The Absolutely True Diary of a Part-Time Indian Chapter 8 Summary

How To Fight Monsters

  • The next morning Junior's dad drives him to the school in Reardan. He tells Junior to remember that the white kids aren't better than him, but Junior, convinced of his loser-dom, thinks this is absolutely not true.
  • Junior gets out of his Dad's car and stands in front of the school with his black eye from Rowdy and a Glad garbage book bag (fig 8.2). All the kids stare at him like he was "Bigfoot or a UFO" (8.27). The only other Indian at the school, after all, is the mascot (fig 8.1).
  • Junior enters the school where he meets Melinda in the front office. She gives him his schedule, his ID, and directs him to his homeroom. Junior thinks she's pretty hot for an "old woman" (8.42).
  • Junior enters his class and everyone falls quiet. He sits down behind a pretty blond girl, Penelope, who makes our hormonal narrator "emotionally erect" (8.52).
  • Penelope asks his name, and he tells her "Junior." She and her girlfriends laugh at this name. Junior thinks this is strange.
  • The teacher calls roll, and we finally learn our narrator's actual name: it's Arnold Spirit. (This seems significant, no?)
  • Penelope then accuses Arnold of not telling her his real name. Junior tries to tell her that his name is both Junior and Arnold. He's like two people "inside of one body" (8.73)—Junior on the rez and Arnold here at school.
  • Moving on, Arnold tells us that about a week later he gets into a fight, but first, he relates the "Unofficial and Unwritten Spokane Indian Rules of Fisticuffs" (8.86).
  • There are eleven rules in all and basically they all boil down to this: if anyone does anything remotely insulting to you or your family (or you think they might), then you have to fight them. This includes girls.

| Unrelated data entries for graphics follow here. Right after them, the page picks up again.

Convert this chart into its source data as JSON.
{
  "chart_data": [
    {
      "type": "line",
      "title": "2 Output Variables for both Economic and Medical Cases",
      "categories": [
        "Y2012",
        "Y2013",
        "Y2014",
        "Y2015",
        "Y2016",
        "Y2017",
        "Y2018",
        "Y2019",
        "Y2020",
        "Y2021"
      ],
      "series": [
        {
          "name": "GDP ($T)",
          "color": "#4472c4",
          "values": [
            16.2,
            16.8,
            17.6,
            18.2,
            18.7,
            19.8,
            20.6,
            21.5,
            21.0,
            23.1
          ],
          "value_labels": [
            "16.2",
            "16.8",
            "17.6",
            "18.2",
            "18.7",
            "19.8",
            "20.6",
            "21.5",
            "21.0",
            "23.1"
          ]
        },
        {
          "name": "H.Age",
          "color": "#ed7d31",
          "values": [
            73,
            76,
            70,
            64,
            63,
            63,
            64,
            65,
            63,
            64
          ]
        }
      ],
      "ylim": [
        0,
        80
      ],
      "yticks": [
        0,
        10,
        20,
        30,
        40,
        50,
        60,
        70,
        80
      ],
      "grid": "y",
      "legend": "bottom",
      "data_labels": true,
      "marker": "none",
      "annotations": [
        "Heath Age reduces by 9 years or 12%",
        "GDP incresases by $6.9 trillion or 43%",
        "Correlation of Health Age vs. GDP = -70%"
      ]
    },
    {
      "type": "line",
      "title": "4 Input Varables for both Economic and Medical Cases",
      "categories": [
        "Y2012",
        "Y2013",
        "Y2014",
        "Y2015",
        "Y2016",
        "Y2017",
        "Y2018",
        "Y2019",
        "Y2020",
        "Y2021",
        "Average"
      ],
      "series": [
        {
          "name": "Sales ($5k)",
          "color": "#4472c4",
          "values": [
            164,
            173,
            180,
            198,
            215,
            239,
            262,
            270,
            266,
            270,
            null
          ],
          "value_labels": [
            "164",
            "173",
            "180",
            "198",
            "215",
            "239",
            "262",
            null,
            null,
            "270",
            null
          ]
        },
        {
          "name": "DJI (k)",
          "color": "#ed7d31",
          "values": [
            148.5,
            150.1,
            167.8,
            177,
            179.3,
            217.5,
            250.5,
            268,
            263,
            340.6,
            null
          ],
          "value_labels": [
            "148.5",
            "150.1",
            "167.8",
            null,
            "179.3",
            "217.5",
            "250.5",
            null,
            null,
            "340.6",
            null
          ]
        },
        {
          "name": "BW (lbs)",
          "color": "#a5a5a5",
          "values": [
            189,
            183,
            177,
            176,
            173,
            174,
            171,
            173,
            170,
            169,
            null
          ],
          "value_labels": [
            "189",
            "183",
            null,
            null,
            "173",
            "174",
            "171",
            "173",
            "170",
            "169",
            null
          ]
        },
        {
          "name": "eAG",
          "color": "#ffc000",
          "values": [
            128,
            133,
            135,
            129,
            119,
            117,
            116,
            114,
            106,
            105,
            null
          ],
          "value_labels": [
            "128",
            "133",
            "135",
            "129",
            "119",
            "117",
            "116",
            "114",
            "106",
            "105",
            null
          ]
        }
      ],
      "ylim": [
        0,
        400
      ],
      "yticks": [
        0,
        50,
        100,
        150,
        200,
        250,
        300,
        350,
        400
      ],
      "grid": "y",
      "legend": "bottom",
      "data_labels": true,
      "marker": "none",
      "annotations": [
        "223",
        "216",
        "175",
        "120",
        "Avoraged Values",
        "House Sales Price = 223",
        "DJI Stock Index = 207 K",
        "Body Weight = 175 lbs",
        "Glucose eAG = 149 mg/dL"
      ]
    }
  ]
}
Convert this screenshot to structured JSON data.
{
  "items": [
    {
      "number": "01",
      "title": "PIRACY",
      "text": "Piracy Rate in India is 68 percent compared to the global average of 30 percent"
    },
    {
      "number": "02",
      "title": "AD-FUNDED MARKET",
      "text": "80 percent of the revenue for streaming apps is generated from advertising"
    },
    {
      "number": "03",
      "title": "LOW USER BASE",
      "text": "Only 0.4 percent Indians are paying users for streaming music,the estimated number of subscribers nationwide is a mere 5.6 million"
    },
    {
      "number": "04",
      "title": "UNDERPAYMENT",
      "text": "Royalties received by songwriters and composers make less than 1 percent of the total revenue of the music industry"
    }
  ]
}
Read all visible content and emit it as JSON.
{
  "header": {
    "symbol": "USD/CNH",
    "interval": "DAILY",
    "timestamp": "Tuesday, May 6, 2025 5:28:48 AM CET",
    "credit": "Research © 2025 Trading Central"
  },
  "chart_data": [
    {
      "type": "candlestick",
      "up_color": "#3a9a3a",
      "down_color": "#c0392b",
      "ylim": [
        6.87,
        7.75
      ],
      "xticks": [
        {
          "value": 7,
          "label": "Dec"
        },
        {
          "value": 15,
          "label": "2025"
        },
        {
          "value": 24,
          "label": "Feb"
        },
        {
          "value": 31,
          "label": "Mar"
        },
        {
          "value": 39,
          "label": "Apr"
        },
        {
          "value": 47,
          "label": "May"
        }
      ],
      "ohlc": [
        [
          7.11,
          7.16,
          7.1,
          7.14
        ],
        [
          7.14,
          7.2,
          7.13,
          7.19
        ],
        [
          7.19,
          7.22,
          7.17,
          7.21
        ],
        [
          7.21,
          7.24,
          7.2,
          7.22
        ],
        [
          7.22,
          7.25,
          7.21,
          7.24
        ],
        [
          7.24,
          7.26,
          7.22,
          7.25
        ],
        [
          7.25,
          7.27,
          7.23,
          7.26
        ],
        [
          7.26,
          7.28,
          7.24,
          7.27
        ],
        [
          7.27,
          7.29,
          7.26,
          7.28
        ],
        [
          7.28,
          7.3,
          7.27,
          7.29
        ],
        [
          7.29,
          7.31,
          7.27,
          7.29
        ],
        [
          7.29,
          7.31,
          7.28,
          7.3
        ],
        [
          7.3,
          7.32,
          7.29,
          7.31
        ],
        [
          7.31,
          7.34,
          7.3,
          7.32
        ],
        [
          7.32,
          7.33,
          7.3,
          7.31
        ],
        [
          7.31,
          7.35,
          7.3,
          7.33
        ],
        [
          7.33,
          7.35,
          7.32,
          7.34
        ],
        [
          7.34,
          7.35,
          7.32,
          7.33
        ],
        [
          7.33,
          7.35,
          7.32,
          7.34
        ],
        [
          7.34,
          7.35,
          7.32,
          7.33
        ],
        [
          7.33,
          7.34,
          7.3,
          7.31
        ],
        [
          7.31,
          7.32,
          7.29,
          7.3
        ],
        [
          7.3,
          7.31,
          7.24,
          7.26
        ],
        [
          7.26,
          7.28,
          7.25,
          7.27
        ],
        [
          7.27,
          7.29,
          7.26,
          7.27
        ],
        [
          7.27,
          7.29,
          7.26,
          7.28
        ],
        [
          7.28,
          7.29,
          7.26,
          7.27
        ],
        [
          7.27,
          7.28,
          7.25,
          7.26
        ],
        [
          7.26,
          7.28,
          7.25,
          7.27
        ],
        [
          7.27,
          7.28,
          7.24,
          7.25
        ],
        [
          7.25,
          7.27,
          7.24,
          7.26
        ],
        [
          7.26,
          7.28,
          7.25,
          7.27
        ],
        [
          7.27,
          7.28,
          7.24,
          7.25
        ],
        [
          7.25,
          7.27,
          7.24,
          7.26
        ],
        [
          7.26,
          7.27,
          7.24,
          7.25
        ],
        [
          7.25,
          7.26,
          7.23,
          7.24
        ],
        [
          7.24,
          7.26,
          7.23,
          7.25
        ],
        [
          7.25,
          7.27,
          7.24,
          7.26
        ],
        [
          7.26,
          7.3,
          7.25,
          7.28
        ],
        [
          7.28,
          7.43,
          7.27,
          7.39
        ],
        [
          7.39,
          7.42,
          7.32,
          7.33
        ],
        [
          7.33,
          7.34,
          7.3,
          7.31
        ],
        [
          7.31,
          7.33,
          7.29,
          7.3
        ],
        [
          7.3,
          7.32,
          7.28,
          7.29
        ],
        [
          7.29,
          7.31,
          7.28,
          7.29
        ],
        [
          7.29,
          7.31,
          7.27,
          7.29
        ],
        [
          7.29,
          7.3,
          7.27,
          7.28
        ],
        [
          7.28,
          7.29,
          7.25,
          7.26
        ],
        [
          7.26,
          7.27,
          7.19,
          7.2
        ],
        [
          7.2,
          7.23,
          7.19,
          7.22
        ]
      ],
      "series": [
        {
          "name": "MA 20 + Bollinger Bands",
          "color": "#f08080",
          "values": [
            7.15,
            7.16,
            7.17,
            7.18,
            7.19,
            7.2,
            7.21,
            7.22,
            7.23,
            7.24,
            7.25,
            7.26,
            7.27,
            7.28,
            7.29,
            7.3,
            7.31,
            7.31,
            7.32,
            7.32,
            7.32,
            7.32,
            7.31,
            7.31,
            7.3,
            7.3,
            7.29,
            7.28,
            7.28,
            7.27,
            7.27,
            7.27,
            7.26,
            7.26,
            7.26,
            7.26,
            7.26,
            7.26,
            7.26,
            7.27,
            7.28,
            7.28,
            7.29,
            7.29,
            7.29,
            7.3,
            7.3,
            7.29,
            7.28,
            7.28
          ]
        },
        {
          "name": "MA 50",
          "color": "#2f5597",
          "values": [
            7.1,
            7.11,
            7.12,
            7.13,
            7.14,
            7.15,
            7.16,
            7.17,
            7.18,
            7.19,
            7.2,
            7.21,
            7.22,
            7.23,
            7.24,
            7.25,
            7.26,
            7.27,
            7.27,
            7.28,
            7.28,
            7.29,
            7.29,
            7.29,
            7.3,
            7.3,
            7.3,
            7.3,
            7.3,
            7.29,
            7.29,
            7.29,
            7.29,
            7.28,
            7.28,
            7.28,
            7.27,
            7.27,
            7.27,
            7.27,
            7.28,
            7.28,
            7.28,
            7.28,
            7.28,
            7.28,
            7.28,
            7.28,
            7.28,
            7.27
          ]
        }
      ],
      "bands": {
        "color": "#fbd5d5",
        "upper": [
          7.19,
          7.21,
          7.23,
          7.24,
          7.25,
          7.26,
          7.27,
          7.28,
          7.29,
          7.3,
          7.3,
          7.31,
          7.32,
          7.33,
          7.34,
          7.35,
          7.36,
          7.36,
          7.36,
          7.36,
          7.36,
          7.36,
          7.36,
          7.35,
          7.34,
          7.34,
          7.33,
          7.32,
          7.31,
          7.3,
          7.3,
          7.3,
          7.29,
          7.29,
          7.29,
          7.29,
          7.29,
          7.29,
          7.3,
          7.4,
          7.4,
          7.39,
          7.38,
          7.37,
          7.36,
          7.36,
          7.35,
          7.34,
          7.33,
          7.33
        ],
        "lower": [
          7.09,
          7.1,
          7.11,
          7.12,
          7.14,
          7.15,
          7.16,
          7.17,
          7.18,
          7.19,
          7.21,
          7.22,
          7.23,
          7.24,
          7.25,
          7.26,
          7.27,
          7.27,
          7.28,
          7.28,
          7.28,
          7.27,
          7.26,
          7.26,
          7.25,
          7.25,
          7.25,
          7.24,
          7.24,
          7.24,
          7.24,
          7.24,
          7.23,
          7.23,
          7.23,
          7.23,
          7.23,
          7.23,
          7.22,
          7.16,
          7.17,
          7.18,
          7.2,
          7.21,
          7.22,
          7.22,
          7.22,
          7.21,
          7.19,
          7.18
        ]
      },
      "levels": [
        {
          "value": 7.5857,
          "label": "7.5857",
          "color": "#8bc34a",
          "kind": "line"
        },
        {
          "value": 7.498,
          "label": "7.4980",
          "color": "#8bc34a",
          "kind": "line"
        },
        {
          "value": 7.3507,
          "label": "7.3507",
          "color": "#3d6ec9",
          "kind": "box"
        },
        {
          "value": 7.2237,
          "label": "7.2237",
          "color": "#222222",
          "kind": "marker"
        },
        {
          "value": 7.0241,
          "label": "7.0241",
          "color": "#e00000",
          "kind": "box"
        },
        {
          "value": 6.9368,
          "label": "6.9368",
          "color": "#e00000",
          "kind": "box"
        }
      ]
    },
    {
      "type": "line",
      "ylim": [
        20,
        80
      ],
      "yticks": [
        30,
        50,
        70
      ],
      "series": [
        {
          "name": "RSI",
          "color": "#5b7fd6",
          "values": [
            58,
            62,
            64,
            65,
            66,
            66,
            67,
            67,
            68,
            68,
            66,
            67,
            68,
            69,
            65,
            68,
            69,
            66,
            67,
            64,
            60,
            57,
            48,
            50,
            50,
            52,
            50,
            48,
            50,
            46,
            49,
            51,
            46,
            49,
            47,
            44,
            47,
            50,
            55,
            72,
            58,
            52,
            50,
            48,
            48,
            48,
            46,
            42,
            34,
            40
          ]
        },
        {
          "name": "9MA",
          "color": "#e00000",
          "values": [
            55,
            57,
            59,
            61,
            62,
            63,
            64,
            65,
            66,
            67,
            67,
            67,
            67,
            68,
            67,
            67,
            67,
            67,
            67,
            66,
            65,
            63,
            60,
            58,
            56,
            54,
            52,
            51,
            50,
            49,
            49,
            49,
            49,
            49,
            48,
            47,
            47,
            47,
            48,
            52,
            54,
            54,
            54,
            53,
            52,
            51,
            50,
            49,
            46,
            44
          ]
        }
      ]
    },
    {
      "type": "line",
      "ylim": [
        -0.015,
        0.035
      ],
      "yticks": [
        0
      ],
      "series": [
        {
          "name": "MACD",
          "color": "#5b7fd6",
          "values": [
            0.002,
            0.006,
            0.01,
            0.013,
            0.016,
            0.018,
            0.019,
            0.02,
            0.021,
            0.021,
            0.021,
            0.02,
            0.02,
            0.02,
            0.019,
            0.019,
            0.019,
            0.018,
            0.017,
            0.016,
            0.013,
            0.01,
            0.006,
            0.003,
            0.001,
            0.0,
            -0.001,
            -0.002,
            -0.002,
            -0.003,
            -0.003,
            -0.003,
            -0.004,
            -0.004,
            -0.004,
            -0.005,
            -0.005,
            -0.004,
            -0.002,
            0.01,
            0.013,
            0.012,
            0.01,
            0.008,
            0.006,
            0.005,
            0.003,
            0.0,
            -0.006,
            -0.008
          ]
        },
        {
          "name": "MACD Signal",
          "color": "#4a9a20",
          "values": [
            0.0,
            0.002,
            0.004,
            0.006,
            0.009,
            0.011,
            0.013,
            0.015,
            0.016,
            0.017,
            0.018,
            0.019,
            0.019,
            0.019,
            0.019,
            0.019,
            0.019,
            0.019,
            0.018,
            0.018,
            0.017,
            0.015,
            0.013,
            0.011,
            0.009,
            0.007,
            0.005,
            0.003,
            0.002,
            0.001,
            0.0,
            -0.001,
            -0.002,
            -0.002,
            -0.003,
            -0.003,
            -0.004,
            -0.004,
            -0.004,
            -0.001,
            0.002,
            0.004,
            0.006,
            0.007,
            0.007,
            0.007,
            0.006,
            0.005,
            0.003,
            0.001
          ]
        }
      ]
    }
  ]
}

  • Arnold has lived his life by those rules and so far has won five fights and lost one hundred and twelve. (Not a great record, we think.)
  • Anyhow, Arnold's first fight at Reardan: Arnold gets bullied during the first week by a bunch of the big jock guys (fig 8.4). They don't beat him up, though, they just call him names, mostly having to do with Arnold being an Indian.
  • One day at lunchtime, one of the jocks, Roger, tells Arnold a horrible racist joke (8.119). Junior is, of course, infuriated.
  • Since he has been insulted, and since he lives by the "Indian Rules of Fisticuffs," Junior punches Roger dead in the face.
  • Roger is so shocked he can only stare at Junior. Junior then tells him to meet him after school to finish the fight. Roger thinks Junior is crazy. Junior is confused. Didn't kids here follow the rules of fighting? Apparently not.